Soziale Medien – Fluch und Segen
Facebook, Instagram, Twitter und Co. sind wichitge technologische Errungenschaften des 21. Jahrhunderts. Millionen Nutzer weltweit erfreuen sich derartiger Plattformen, um sich zu vernetzen und kommunizieren so einfach wie nie zuvor. In der Tat bieten die sozialen Medien vielfätige Vorteile: Das digitale Leben ist schnell, direkt und vor allem für die junge Generation verlockend. Doch wo Licht ist, ist auch Schatten. Die Kehrseite der Medaille zeigt sich in einer frappierenden und schnell voranschreitenden globalen Abhängigkeit der sozialen Medien. Wer nicht mitziehen kann – oder auch nicht möchte – gilt als Außenseiter. Dabei könnte eben jener Außenseiter schlicht clever sein, denn er oder sie ist sich der Gefahren und Risiken der Droge Internet bewusst. Wenn auf Instagram ein wahrer Wettstreit über die schönsten Urlaubsfotos entbrennt, beginnt das Dilemma: ‚Was, wenn meine Bilder weniger glamourös sind als die meiner Freunde?‘ Soziale Medien sind die Geißel unserer Zeit. Einerseits profilieren wir uns mit öffentlichen Postings vor unseren ‚Followern‘, andererseits machen wir uns von ihrem Urteil abhängig. Den berühmt berüchtigte ‚Gefällt mir-Button‘ auf Facebook zu erhalten, kann regelrecht süchtig machen. Dies ist nachweislich mit der Wirkung von Heroin zu vergleichen, wie Wissenschaftler spektakulär herausfanden. Kein Wunder also, dass soziale Medien eine Generation von Narzissten heranzüchten.

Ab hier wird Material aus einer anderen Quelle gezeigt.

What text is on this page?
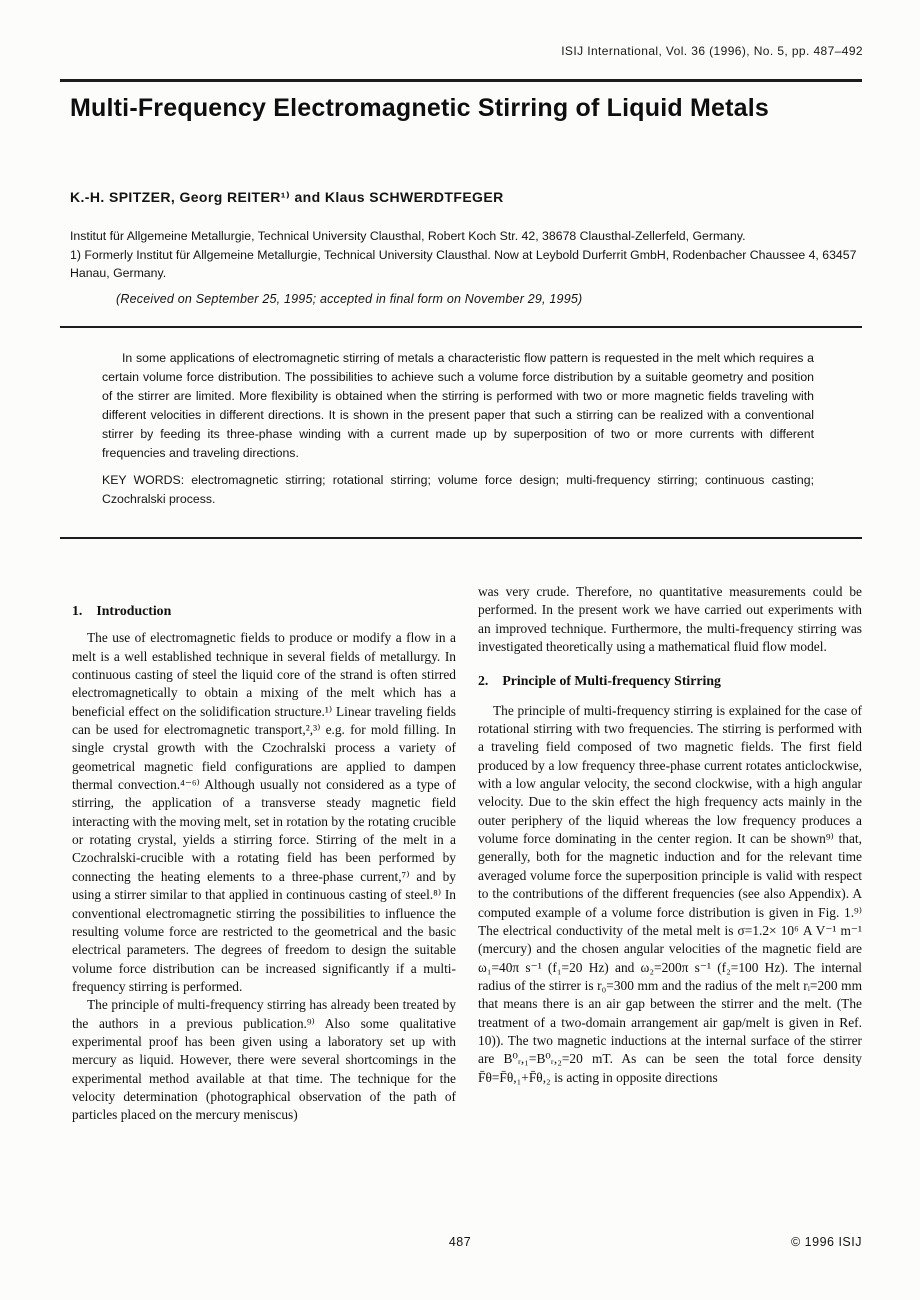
ISIJ International, Vol. 36 (1996), No. 5, pp. 487–492
Multi-Frequency Electromagnetic Stirring of Liquid Metals
K.-H. SPITZER, Georg REITER¹⁾ and Klaus SCHWERDTFEGER
Institut für Allgemeine Metallurgie, Technical University Clausthal, Robert Koch Str. 42, 38678 Clausthal-Zellerfeld, Germany.
1) Formerly Institut für Allgemeine Metallurgie, Technical University Clausthal. Now at Leybold Durferrit GmbH, Rodenbacher Chaussee 4, 63457 Hanau, Germany.
(Received on September 25, 1995; accepted in final form on November 29, 1995)
In some applications of electromagnetic stirring of metals a characteristic flow pattern is requested in the melt which requires a certain volume force distribution. The possibilities to achieve such a volume force distribution by a suitable geometry and position of the stirrer are limited. More flexibility is obtained when the stirring is performed with two or more magnetic fields traveling with different velocities in different directions. It is shown in the present paper that such a stirring can be realized with a conventional stirrer by feeding its three-phase winding with a current made up by superposition of two or more currents with different frequencies and traveling directions.
KEY WORDS: electromagnetic stirring; rotational stirring; volume force design; multi-frequency stirring; continuous casting; Czochralski process.
1. Introduction

The use of electromagnetic fields to produce or modify a flow in a melt is a well established technique in several fields of metallurgy. In continuous casting of steel the liquid core of the strand is often stirred electromagnetically to obtain a mixing of the melt which has a beneficial effect on the solidification structure.¹⁾ Linear traveling fields can be used for electromagnetic transport,²,³⁾ e.g. for mold filling. In single crystal growth with the Czochralski process a variety of geometrical magnetic field configurations are applied to dampen thermal convection.⁴⁻⁶⁾ Although usually not considered as a type of stirring, the application of a transverse steady magnetic field interacting with the moving melt, set in rotation by the rotating crucible or rotating crystal, yields a stirring force. Stirring of the melt in a Czochralski-crucible with a rotating field has been performed by connecting the heating elements to a three-phase current,⁷⁾ and by using a stirrer similar to that applied in continuous casting of steel.⁸⁾ In conventional electromagnetic stirring the possibilities to influence the resulting volume force are restricted to the geometrical and the basic electrical parameters. The degrees of freedom to design the suitable volume force distribution can be increased significantly if a multi-frequency stirring is performed.

The principle of multi-frequency stirring has already been treated by the authors in a previous publication.⁹⁾ Also some qualitative experimental proof has been given using a laboratory set up with mercury as liquid. However, there were several shortcomings in the experimental method available at that time. The technique for the velocity determination (photographical observation of the path of particles placed on the mercury meniscus)

was very crude. Therefore, no quantitative measurements could be performed. In the present work we have carried out experiments with an improved technique. Furthermore, the multi-frequency stirring was investigated theoretically using a mathematical fluid flow model.

2. Principle of Multi-frequency Stirring

The principle of multi-frequency stirring is explained for the case of rotational stirring with two frequencies. The stirring is performed with a traveling field composed of two magnetic fields. The first field produced by a low frequency three-phase current rotates anticlockwise, with a low angular velocity, the second clockwise, with a high angular velocity. Due to the skin effect the high frequency acts mainly in the outer periphery of the liquid whereas the low frequency produces a volume force dominating in the center region. It can be shown⁹⁾ that, generally, both for the magnetic induction and for the relevant time averaged volume force the superposition principle is valid with respect to the contributions of the different frequencies (see also Appendix). A computed example of a volume force distribution is given in Fig. 1.⁹⁾ The electrical conductivity of the metal melt is σ=1.2× 10⁶ A V⁻¹ m⁻¹ (mercury) and the chosen angular velocities of the magnetic field are ω₁=40π s⁻¹ (f₁=20 Hz) and ω₂=200π s⁻¹ (f₂=100 Hz). The internal radius of the stirrer is r₀=300 mm and the radius of the melt rᵢ=200 mm that means there is an air gap between the stirrer and the melt. (The treatment of a two-domain arrangement air gap/melt is given in Ref. 10)). The two magnetic inductions at the internal surface of the stirrer are B⁰ᵣ,₁=B⁰ᵣ,₂=20 mT. As can be seen the total force density F̄θ=F̄θ,₁+F̄θ,₂ is acting in opposite directions

487	© 1996 ISIJ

Warum ist es uns so wichtig, was andere denken? Erklärung
Unser Selbstwert ist vergleichbar mit einem zarten Pflänzchen. Es braucht nicht viel, um ihn zu zerstören. Selbst nach außen hin stark wirkende Personen müssen das nicht zwangsläufig sein, denn in jedem von uns steckt eine zutiefst verletzliche Person, nämlich das innere Kind. Nicht allen Menschen gelingt es, sich nach außen hin unverwundbar zu zeigen. Nach außen getragene Angriffsflächen können gnadenlos zum eigenen Nachteil genutzt werden. Der Selbstwert einer Person ist zwar nicht in Stein gemeißelt, doch mit etwas Lebenserfahrung und Training kann er sich zumindest temporär stabilisieren. Folglich stellt sich weniger die Frage, was unsere Mitmenschen über uns denken, sondern wie wir damit umgehen. Mit fremden Gedanken allein können wir uns ohnehin nicht auseinandersetzen, denn diese können wir in den seltensten Fällen lesen.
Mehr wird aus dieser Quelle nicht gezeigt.